My kids tend to forget to eat on time when they’re rushing a paper or reviewing for a quiz that day. Never let them forget. Serve a healthy breakfast to perk them up. Make lunch irresistible — or unique; they love something new and something Instagrammable. Prepare a light snack; they love snacks, too. 

If you’re a working parent, try to batch cook and prepare their food in advance. All they have to do is warm their meals. Are you working in the office now? Call them during mealtimes to remind them to eat.  

Stress and anxiety

Being weighed down by assignments, projects, deadlines, and tests and not able to go out with friends to unload these burdens can drive your kids to a mental breakdown. Don’t brush it aside; it’s real. This lockdown has tested their sanity, and for those below 21, they’re still not allowed to leave home. 

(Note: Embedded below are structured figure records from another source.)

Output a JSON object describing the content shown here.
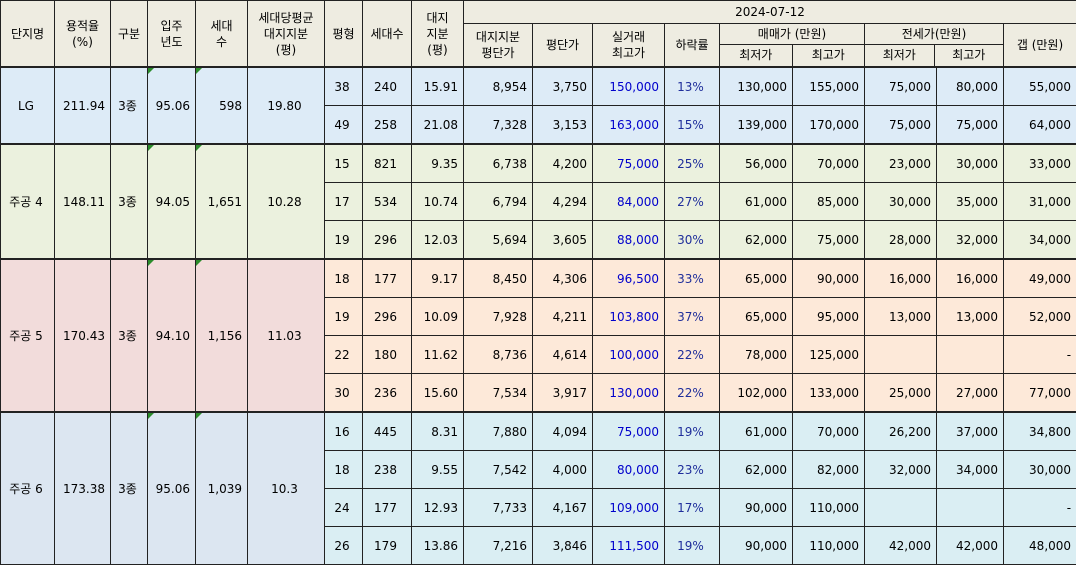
{
  "header": {
    "danji": "단지명",
    "yongjeok": "용적율",
    "yongjeok_unit": "(%)",
    "gubun": "구분",
    "ipju1": "입주",
    "ipju2": "년도",
    "sedae1": "세대",
    "sedae2": "수",
    "avg1": "세대당평균",
    "avg2": "대지지분",
    "avg3": "(평)",
    "pyeong": "평형",
    "sedaesu": "세대수",
    "daeji1": "대지",
    "daeji2": "지분",
    "daeji3": "(평)",
    "date": "2024-07-12",
    "djprice1": "대지지분",
    "djprice2": "평단가",
    "pprice": "평단가",
    "real1": "실거래",
    "real2": "최고가",
    "drop": "하락률",
    "maemae": "매매가 (만원)",
    "jeonse": "전세가(만원)",
    "min": "최저가",
    "max": "최고가",
    "gap": "갭 (만원)"
  },
  "groups": [
    {
      "name": "LG",
      "yongjeok": "211.94",
      "gubun": "3종",
      "year": "95.06",
      "units": "598",
      "avg": "19.80",
      "rows": [
        {
          "py": "38",
          "cnt": "240",
          "dj": "15.91",
          "djp": "8,954",
          "pp": "3,750",
          "real": "150,000",
          "drop": "13%",
          "mmin": "130,000",
          "mmax": "155,000",
          "jmin": "75,000",
          "jmax": "80,000",
          "gap": "55,000"
        },
        {
          "py": "49",
          "cnt": "258",
          "dj": "21.08",
          "djp": "7,328",
          "pp": "3,153",
          "real": "163,000",
          "drop": "15%",
          "mmin": "139,000",
          "mmax": "170,000",
          "jmin": "75,000",
          "jmax": "75,000",
          "gap": "64,000"
        }
      ]
    },
    {
      "name": "주공 4",
      "yongjeok": "148.11",
      "gubun": "3종",
      "year": "94.05",
      "units": "1,651",
      "avg": "10.28",
      "rows": [
        {
          "py": "15",
          "cnt": "821",
          "dj": "9.35",
          "djp": "6,738",
          "pp": "4,200",
          "real": "75,000",
          "drop": "25%",
          "mmin": "56,000",
          "mmax": "70,000",
          "jmin": "23,000",
          "jmax": "30,000",
          "gap": "33,000"
        },
        {
          "py": "17",
          "cnt": "534",
          "dj": "10.74",
          "djp": "6,794",
          "pp": "4,294",
          "real": "84,000",
          "drop": "27%",
          "mmin": "61,000",
          "mmax": "85,000",
          "jmin": "30,000",
          "jmax": "35,000",
          "gap": "31,000"
        },
        {
          "py": "19",
          "cnt": "296",
          "dj": "12.03",
          "djp": "5,694",
          "pp": "3,605",
          "real": "88,000",
          "drop": "30%",
          "mmin": "62,000",
          "mmax": "75,000",
          "jmin": "28,000",
          "jmax": "32,000",
          "gap": "34,000"
        }
      ]
    },
    {
      "name": "주공 5",
      "yongjeok": "170.43",
      "gubun": "3종",
      "year": "94.10",
      "units": "1,156",
      "avg": "11.03",
      "rows": [
        {
          "py": "18",
          "cnt": "177",
          "dj": "9.17",
          "djp": "8,450",
          "pp": "4,306",
          "real": "96,500",
          "drop": "33%",
          "mmin": "65,000",
          "mmax": "90,000",
          "jmin": "16,000",
          "jmax": "16,000",
          "gap": "49,000"
        },
        {
          "py": "19",
          "cnt": "296",
          "dj": "10.09",
          "djp": "7,928",
          "pp": "4,211",
          "real": "103,800",
          "drop": "37%",
          "mmin": "65,000",
          "mmax": "95,000",
          "jmin": "13,000",
          "jmax": "13,000",
          "gap": "52,000"
        },
        {
          "py": "22",
          "cnt": "180",
          "dj": "11.62",
          "djp": "8,736",
          "pp": "4,614",
          "real": "100,000",
          "drop": "22%",
          "mmin": "78,000",
          "mmax": "125,000",
          "jmin": "",
          "jmax": "",
          "gap": "-"
        },
        {
          "py": "30",
          "cnt": "236",
          "dj": "15.60",
          "djp": "7,534",
          "pp": "3,917",
          "real": "130,000",
          "drop": "22%",
          "mmin": "102,000",
          "mmax": "133,000",
          "jmin": "25,000",
          "jmax": "27,000",
          "gap": "77,000"
        }
      ]
    },
    {
      "name": "주공 6",
      "yongjeok": "173.38",
      "gubun": "3종",
      "year": "95.06",
      "units": "1,039",
      "avg": "10.3",
      "rows": [
        {
          "py": "16",
          "cnt": "445",
          "dj": "8.31",
          "djp": "7,880",
          "pp": "4,094",
          "real": "75,000",
          "drop": "19%",
          "mmin": "61,000",
          "mmax": "70,000",
          "jmin": "26,200",
          "jmax": "37,000",
          "gap": "34,800"
        },
        {
          "py": "18",
          "cnt": "238",
          "dj": "9.55",
          "djp": "7,542",
          "pp": "4,000",
          "real": "80,000",
          "drop": "23%",
          "mmin": "62,000",
          "mmax": "82,000",
          "jmin": "32,000",
          "jmax": "34,000",
          "gap": "30,000"
        },
        {
          "py": "24",
          "cnt": "177",
          "dj": "12.93",
          "djp": "7,733",
          "pp": "4,167",
          "real": "109,000",
          "drop": "17%",
          "mmin": "90,000",
          "mmax": "110,000",
          "jmin": "",
          "jmax": "",
          "gap": "-"
        },
        {
          "py": "26",
          "cnt": "179",
          "dj": "13.86",
          "djp": "7,216",
          "pp": "3,846",
          "real": "111,500",
          "drop": "19%",
          "mmin": "90,000",
          "mmax": "110,000",
          "jmin": "42,000",
          "jmax": "42,000",
          "gap": "48,000"
        }
      ]
    }
  ]
}
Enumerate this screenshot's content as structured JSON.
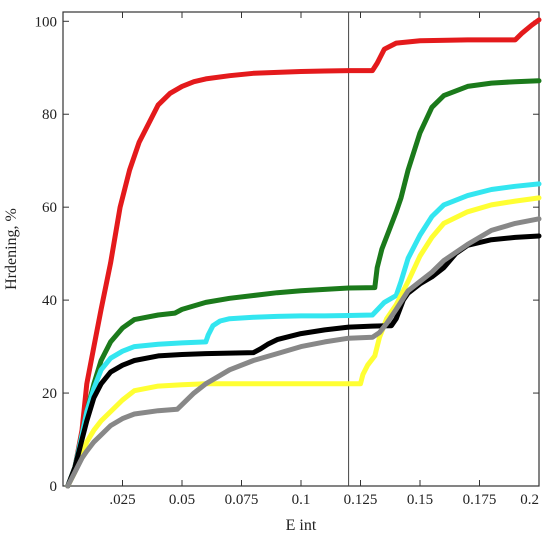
{
  "chart_data": {
    "type": "line",
    "title": "",
    "xlabel": "E int",
    "ylabel": "Hrdening, %",
    "xlim": [
      0,
      0.2
    ],
    "ylim": [
      0,
      102
    ],
    "x_ticks": [
      0.025,
      0.05,
      0.075,
      0.1,
      0.125,
      0.15,
      0.175,
      0.2
    ],
    "x_tick_labels": [
      ".025",
      "0.05",
      "0.075",
      "0.1",
      "0.125",
      "0.15",
      "0.175",
      "0.2"
    ],
    "y_ticks": [
      0,
      20,
      40,
      60,
      80,
      100
    ],
    "y_tick_labels": [
      "0",
      "20",
      "40",
      "60",
      "80",
      "100"
    ],
    "grid": false,
    "reference_line_x": 0.12,
    "series": [
      {
        "color": "#e41a1c",
        "x": [
          0.002,
          0.005,
          0.008,
          0.01,
          0.013,
          0.016,
          0.02,
          0.024,
          0.028,
          0.032,
          0.036,
          0.04,
          0.045,
          0.05,
          0.055,
          0.06,
          0.07,
          0.08,
          0.09,
          0.1,
          0.11,
          0.12,
          0.13,
          0.132,
          0.135,
          0.14,
          0.15,
          0.17,
          0.19,
          0.193,
          0.197,
          0.2
        ],
        "y": [
          0,
          4,
          12,
          22,
          30,
          38,
          48,
          60,
          68,
          74,
          78,
          82,
          84.5,
          86,
          87,
          87.6,
          88.3,
          88.8,
          89,
          89.2,
          89.3,
          89.4,
          89.4,
          91,
          94,
          95.3,
          95.8,
          96,
          96,
          97.5,
          99.2,
          100.3
        ]
      },
      {
        "color": "#1b7a1b",
        "x": [
          0.002,
          0.005,
          0.008,
          0.01,
          0.013,
          0.016,
          0.02,
          0.025,
          0.03,
          0.04,
          0.047,
          0.05,
          0.06,
          0.07,
          0.08,
          0.09,
          0.1,
          0.11,
          0.12,
          0.131,
          0.132,
          0.134,
          0.137,
          0.14,
          0.142,
          0.145,
          0.15,
          0.155,
          0.16,
          0.17,
          0.18,
          0.19,
          0.2
        ],
        "y": [
          0,
          4,
          11,
          16,
          22,
          27,
          31,
          34,
          35.8,
          36.8,
          37.2,
          38,
          39.5,
          40.4,
          41,
          41.6,
          42,
          42.3,
          42.6,
          42.7,
          47,
          51,
          55,
          59,
          62,
          68,
          76,
          81.5,
          84,
          86,
          86.7,
          87,
          87.2
        ]
      },
      {
        "color": "#33e6f0",
        "x": [
          0.002,
          0.005,
          0.008,
          0.01,
          0.013,
          0.016,
          0.02,
          0.025,
          0.03,
          0.04,
          0.05,
          0.06,
          0.061,
          0.063,
          0.066,
          0.07,
          0.08,
          0.09,
          0.1,
          0.11,
          0.12,
          0.13,
          0.135,
          0.14,
          0.142,
          0.145,
          0.15,
          0.155,
          0.16,
          0.17,
          0.18,
          0.19,
          0.2
        ],
        "y": [
          0,
          4,
          11,
          16,
          21,
          25,
          27.5,
          29,
          30,
          30.5,
          30.8,
          31,
          32.5,
          34.5,
          35.5,
          36,
          36.3,
          36.5,
          36.6,
          36.6,
          36.7,
          36.8,
          39.5,
          41,
          44,
          49,
          54,
          58,
          60.5,
          62.5,
          63.8,
          64.5,
          65
        ]
      },
      {
        "color": "#ffff33",
        "x": [
          0.002,
          0.005,
          0.008,
          0.01,
          0.013,
          0.016,
          0.02,
          0.025,
          0.03,
          0.04,
          0.05,
          0.06,
          0.07,
          0.08,
          0.09,
          0.1,
          0.11,
          0.12,
          0.125,
          0.126,
          0.128,
          0.131,
          0.133,
          0.136,
          0.14,
          0.145,
          0.15,
          0.155,
          0.16,
          0.17,
          0.18,
          0.19,
          0.2
        ],
        "y": [
          0,
          3,
          7,
          9.5,
          12,
          14,
          16,
          18.5,
          20.5,
          21.5,
          21.8,
          22,
          22,
          22,
          22,
          22,
          22,
          22,
          22,
          24,
          26,
          28,
          32,
          36,
          39,
          44,
          49.5,
          53.5,
          56.5,
          59,
          60.5,
          61.3,
          62
        ]
      },
      {
        "color": "#000000",
        "x": [
          0.002,
          0.005,
          0.008,
          0.01,
          0.013,
          0.016,
          0.02,
          0.025,
          0.03,
          0.04,
          0.05,
          0.06,
          0.07,
          0.08,
          0.083,
          0.086,
          0.09,
          0.1,
          0.11,
          0.12,
          0.13,
          0.138,
          0.14,
          0.143,
          0.145,
          0.15,
          0.155,
          0.16,
          0.165,
          0.17,
          0.18,
          0.19,
          0.2
        ],
        "y": [
          0,
          4,
          10,
          14,
          19,
          22,
          24.5,
          26,
          27,
          28,
          28.3,
          28.5,
          28.6,
          28.7,
          29.5,
          30.5,
          31.5,
          32.8,
          33.6,
          34.2,
          34.4,
          34.5,
          36,
          40,
          41.5,
          43.5,
          45,
          47,
          50,
          51.8,
          53,
          53.5,
          53.8
        ]
      },
      {
        "color": "#888888",
        "x": [
          0.002,
          0.005,
          0.008,
          0.01,
          0.013,
          0.016,
          0.02,
          0.025,
          0.03,
          0.04,
          0.048,
          0.05,
          0.055,
          0.06,
          0.065,
          0.07,
          0.08,
          0.09,
          0.1,
          0.11,
          0.12,
          0.13,
          0.133,
          0.136,
          0.14,
          0.145,
          0.15,
          0.155,
          0.16,
          0.17,
          0.18,
          0.19,
          0.2
        ],
        "y": [
          0,
          3,
          6,
          7.5,
          9.5,
          11,
          13,
          14.5,
          15.5,
          16.2,
          16.5,
          17.5,
          20,
          22,
          23.5,
          25,
          27,
          28.5,
          30,
          31,
          31.8,
          32,
          33,
          35,
          38,
          42,
          44,
          46,
          48.5,
          52,
          55,
          56.5,
          57.5
        ]
      }
    ]
  }
}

Help them cope through activities such as morning meditation, game nights, family movie nights, Friday night takeout dinners, or anything fun and relaxing that you can do together. Did someone suggest Tiktoking as a family? By all means, if you’re into it.

Establish an open line of communication with teachers and co-parents.

Photo by Lara Far on Unsplash

Suggest creating a list of parents’ contact numbers, if your children’s advisers don’t have one.  Alternatively, advisers and parents can open a group chat on Viber, Messenger, and other personal messaging apps to discuss students’ progress. 

Some parents may not be aware that their children are skipping online classes, for example. If the school has a parent portal, Len suggests visiting it often and following the school’s website and social media pages to be in the loop. She also joins the group chat with parents and adviser to discuss concerns and ideas.

A lot of doubt and controversy surrounds the DepEd’s call to push through with this schoolyear amid the coronavirus threat — especially with their decision to implement distance learning. But the decision has been made, and the only thing we can do now is to support our children as they enter a new phase in their education. 

Make sure they know they can turn to you if they experience anxiety or need help with school work. Even if only to advise, suggest, listen, or validate their efforts — BE PRESENT. It will mean a lot to them.